Wednesday, March 10, 2010

"So what was it like growing up adopted?"

A few weeks ago, my sister (both biological and adoptive, a story for another time) called from California where she’s doing her master’s degree and told me about how she went out to dinner with a friend and two friends of that friend. She had never met these two friends of the friend before, and apparently, when they heard she was adopted, the first question out of one of their mouths was, “So what was it like growing up adopted?”

It amazes me how many times she and/or I have been asked that question and/or told, “Oh, I know someone like that.” From near-strangers, no less.

To be honest, I’m sure some of it has to do with honest to goodness ignorance. Adoption is way more on the radar than it used to be, but for some people, it’s still a foreign concept.

A lot of it, though, seems to grow out of this perception of adoptees as inherently odd, damaged, and/or troubled. And I can point the finger of blame towards a lot of places, the most obvious being the media. Movies about disturbed orphans wreaking havoc on their adoptive families or articles in the paper that point out this sociopath or that murderer is adopted. It’s intensely hypocritical if you think about it, because those same media outlets that don’t think twice about reinforcing the stereotypes of adoptees as damaged goods go all out to portray adoption as a lifesaving force when something like the earthquake in Haiti happens.

But to be perfectly blunt, I feel like I need to point some of the blame at adoptees themselves (ourselves).

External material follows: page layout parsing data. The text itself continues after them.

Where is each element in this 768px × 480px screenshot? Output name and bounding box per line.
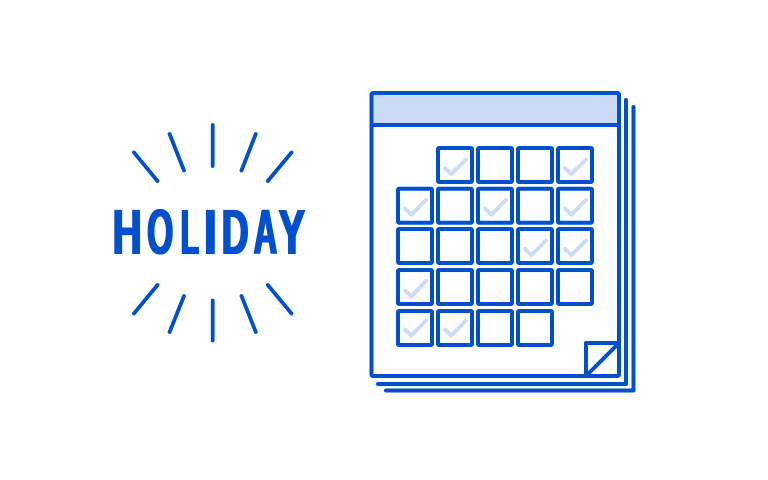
heading: HOLIDAY: Y (279, 196, 305, 268)
heading: HOLIDAY: I (204, 196, 217, 268)
heading: HOLIDAY: O (147, 196, 173, 268)
day cells grid (398, 148, 592, 345)
page fold (586, 343, 619, 376)
back pages (378, 100, 634, 390)
heading: HOLIDAY: D (222, 196, 249, 268)
header divider (372, 123, 619, 127)
rays: bottom (134, 285, 292, 340)
check marks (405, 160, 586, 336)
rays: top (134, 125, 292, 181)
calendar page outline (372, 93, 619, 376)
calendar header band (372, 93, 619, 125)
heading: HOLIDAY: L (181, 196, 199, 268)
heading: HOLIDAY: A (254, 196, 277, 268)
holiday badge (113, 125, 305, 340)
calendar (372, 93, 634, 390)
heading: HOLIDAY: H (113, 196, 142, 268)
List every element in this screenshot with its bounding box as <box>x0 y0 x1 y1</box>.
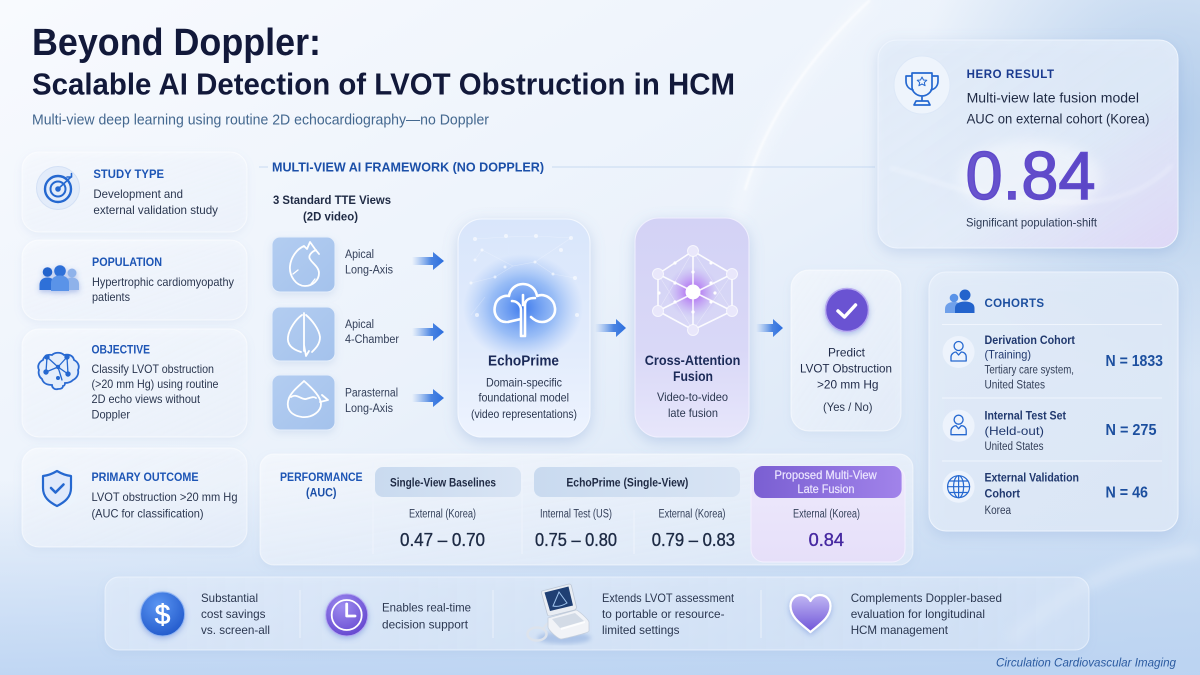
panel: EchoPrime <box>458 219 590 437</box>
hero value: 0.84 <box>966 138 1096 214</box>
panel: EchoPrime: Domain-specific <box>486 376 562 390</box>
heading: three views: (2D video) <box>303 210 358 224</box>
cohort: derivation: United States <box>984 379 1045 391</box>
view: parasternal long-axis: Parasternal <box>345 388 398 400</box>
cohort: external validation: N = 46 <box>1106 484 1148 501</box>
panel: hero result: Significant population-shift <box>966 215 1098 229</box>
cohort: derivation: Tertiary care system, <box>984 364 1074 376</box>
column: EchoPrime single-view: 0.75 – 0.80 <box>535 530 617 550</box>
panel: prediction <box>791 270 901 431</box>
impact: portable settings: to portable or resource- <box>602 607 724 621</box>
arrow <box>412 252 444 270</box>
column: proposed multi-view: External (Korea) <box>793 509 860 521</box>
impact: portable settings <box>528 584 735 644</box>
view: apical 4-chamber <box>272 307 399 361</box>
panel: clinical impact bar <box>105 577 1089 650</box>
view: apical 4-chamber: Apical <box>345 319 374 331</box>
column: proposed multi-view: Late Fusion <box>798 482 854 496</box>
column: proposed multi-view <box>751 466 905 562</box>
panel: hero result: AUC on external cohort (Korea) <box>967 111 1150 126</box>
cohort: derivation: Derivation Cohort <box>984 333 1075 347</box>
panel: EchoPrime: (video representations) <box>471 407 577 421</box>
arrow <box>412 389 444 407</box>
panel: population: POPULATION <box>92 257 162 269</box>
panel: hero result <box>878 40 1178 248</box>
panel: prediction: LVOT Obstruction <box>800 362 892 376</box>
cohort: internal test: Internal Test Set <box>984 408 1066 422</box>
icon: trophy <box>894 56 950 114</box>
cohort: internal test: (Held-out) <box>984 424 1044 438</box>
panel: primary outcome: PRIMARY OUTCOME <box>92 472 199 484</box>
panel: prediction: >20 mm Hg <box>817 378 878 392</box>
panel: cross-attention fusion: late fusion <box>668 406 718 420</box>
column: EchoPrime single-view: 0.79 – 0.83 <box>652 530 735 550</box>
panel: EchoPrime: foundational model <box>478 391 569 405</box>
icon: fusion hexagon network <box>652 246 738 336</box>
column: proposed multi-view: 0.84 <box>809 530 844 550</box>
icon: ultrasound machine <box>528 584 591 644</box>
view: apical long-axis: Long-Axis <box>345 265 393 277</box>
icon: glowing neural tree <box>463 234 583 362</box>
column: EchoPrime single-view <box>534 467 740 550</box>
cohort: internal test: N = 275 <box>1106 422 1157 439</box>
column: single-view baselines: Single-View Baselines <box>390 476 496 490</box>
impact: real-time support: decision support <box>382 618 469 632</box>
panel: EchoPrime: EchoPrime <box>488 353 559 370</box>
panel: study type: STUDY TYPE <box>93 169 164 181</box>
panel: objective: Doppler <box>92 408 130 422</box>
icon: cohort people <box>945 290 974 313</box>
view: apical 4-chamber: 4-Chamber <box>345 334 399 346</box>
panel: cohorts: COHORTS <box>984 298 1044 310</box>
panel: cohorts <box>929 272 1178 531</box>
performance label: (AUC) <box>306 487 337 499</box>
title: Scalable AI Detection of LVOT Obstruction in HCM <box>32 68 735 102</box>
panel: hero result: HERO RESULT <box>967 69 1054 81</box>
panel: cross-attention fusion: Fusion <box>673 368 713 384</box>
icon: heart <box>790 595 830 632</box>
icon: people <box>40 265 79 291</box>
column: proposed multi-view: Proposed Multi-View <box>774 468 877 482</box>
view: parasternal long-axis: Long-Axis <box>345 403 393 415</box>
icon: check badge <box>826 288 868 332</box>
column: EchoPrime single-view: EchoPrime (Single-View) <box>566 476 688 490</box>
panel: cross-attention fusion <box>635 218 749 437</box>
cohort: internal test: United States <box>984 441 1044 453</box>
panel: objective: (>20 mm Hg) using routine <box>92 377 219 391</box>
cohort: internal test <box>943 408 1157 453</box>
impact: longitudinal management <box>790 591 1002 637</box>
column: single-view baselines: External (Korea) <box>409 509 476 521</box>
column: EchoPrime single-view: External (Korea) <box>658 509 726 521</box>
cohort: derivation <box>943 333 1163 391</box>
arrow <box>595 319 626 337</box>
impact: cost savings: Substantial <box>201 591 258 605</box>
cohort: external validation: Cohort <box>984 486 1020 500</box>
icon: target <box>36 166 80 210</box>
heading: three views <box>273 193 391 224</box>
panel: performance <box>260 454 913 565</box>
impact: cost savings: vs. screen-all <box>201 623 270 637</box>
cohort: derivation: (Training) <box>984 348 1031 362</box>
impact: portable settings: limited settings <box>602 623 680 637</box>
title: Beyond Doppler: <box>32 22 321 64</box>
impact: longitudinal management: HCM management <box>851 623 949 637</box>
panel: prediction: Predict <box>828 345 866 359</box>
panel: population: Hypertrophic cardiomyopathy <box>92 275 234 289</box>
panel: objective: Classify LVOT obstruction <box>92 362 214 376</box>
panel: prediction: (Yes / No) <box>823 400 872 414</box>
cohort: external validation <box>943 471 1148 517</box>
impact: real-time support <box>326 594 471 636</box>
icon: dollar coin: $ <box>155 599 171 630</box>
arrow <box>756 319 783 337</box>
panel: cross-attention fusion: Video-to-video <box>657 390 728 404</box>
panel: population: patients <box>92 290 130 304</box>
panel: study type: external validation study <box>93 203 218 217</box>
panel: hero result: Multi-view late fusion model <box>967 91 1139 106</box>
view: apical long-axis: Apical <box>345 249 374 261</box>
framework heading: MULTI-VIEW AI FRAMEWORK (NO DOPPLER) <box>272 160 544 175</box>
heading: three views: 3 Standard TTE Views <box>273 193 391 207</box>
impact: cost savings: cost savings <box>201 607 266 621</box>
panel: objective: 2D echo views without <box>92 392 201 406</box>
panel: primary outcome: (AUC for classification) <box>92 507 204 521</box>
panel: objective: OBJECTIVE <box>92 345 150 357</box>
performance label: PERFORMANCE <box>280 472 363 484</box>
icon: brain network <box>38 353 79 389</box>
panel: primary outcome <box>22 448 247 547</box>
panel: primary outcome: LVOT obstruction >20 mm Hg <box>92 490 238 504</box>
impact: longitudinal management: Complements Doppler-based <box>851 591 1002 605</box>
column: EchoPrime single-view: Internal Test (US) <box>540 509 612 521</box>
impact: cost savings <box>141 591 270 637</box>
arrow <box>412 323 444 341</box>
view: apical long-axis <box>272 237 393 292</box>
panel: study type: Development and <box>93 187 183 201</box>
view: parasternal long-axis <box>272 375 398 430</box>
panel: cross-attention fusion: Cross-Attention <box>645 352 740 368</box>
cohort: derivation: N = 1833 <box>1106 353 1163 370</box>
icon: clock <box>326 594 368 636</box>
source credit: Circulation Cardiovascular Imaging <box>996 658 1177 670</box>
impact: real-time support: Enables real-time <box>382 601 471 615</box>
column: single-view baselines <box>375 467 521 550</box>
panel: objective <box>22 329 247 437</box>
impact: longitudinal management: evaluation for longitudinal <box>851 607 985 621</box>
panel: study type <box>22 152 247 232</box>
subtitle: Multi-view deep learning using routine 2D echocardiography—no Doppler <box>32 112 489 128</box>
performance label <box>280 472 363 499</box>
panel: population <box>22 240 247 320</box>
cohort: external validation: External Validation <box>984 471 1079 485</box>
cohort: external validation: Korea <box>984 505 1012 517</box>
column: single-view baselines: 0.47 – 0.70 <box>400 530 485 550</box>
impact: portable settings: Extends LVOT assessment <box>602 591 735 605</box>
title <box>32 22 735 102</box>
icon: shield <box>35 466 79 510</box>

While I agree that being adopted adds an extra layer of development into the already-complex quagmire of trying to figure out where we all fit into the world, I don’t agree that it makes us that much more troubled or uncertain than the average person. At the extreme end of the spectrum, I think some people use it as an excuse to shift blame away from themselves, to avoid having to take responsibility for their actions. But even towards the middle of the curve, I feel like there is a tendency, at least recently, for adoptees to assume that role as the victim and to accept the idea that they’ve been traumatized and will spend their entire lives grieving for a birth family that they may never have known.

I don’t think we do ourselves any favors by stepping into that victim role, by buying into the belief that we are inherently troubled and need help just because we’re adopted. Yes, being adopted brings with it a set of emotions that can be difficult to articulate and difficult to deal with as we grow up, but then does anyone have it really easy growing up?

For those who were adopted at an older age, it is a very different story. Children who have memories of their birth families and/or their birth countries will grieve, because they have lost.

But for those of us who were adopted as infants, I don’t believe we’ve been traumatized. I do not believe it. We deal with things like racism and not fitting in and wondering about our birth families, but a Black child born to Black parents deals with racism, the girl in the wheelchair doesn’t fit in either, and the boy whose father walked out on the family when he was two years old wonders about him all the time.

It’s important that adoption be recognized as an imperfect process, as one that retains echoes of colonialism and tacitly condones things like the preference for boys over girls in China or the denial of benefits to children of single mothers in Korea. It’s important that people acknowledge adoptees’ experiences as real and valid and perhaps even as testaments to the imperfection of the system.

But I think it’s also important that the trials and troubles not be overstated, neither by adoption professionals and adoptive parents, nor adoptees themselves. If all the institution and the media hear is how troubled and damaged and unstable we are, how can we blame them when they turn around and portray us as such?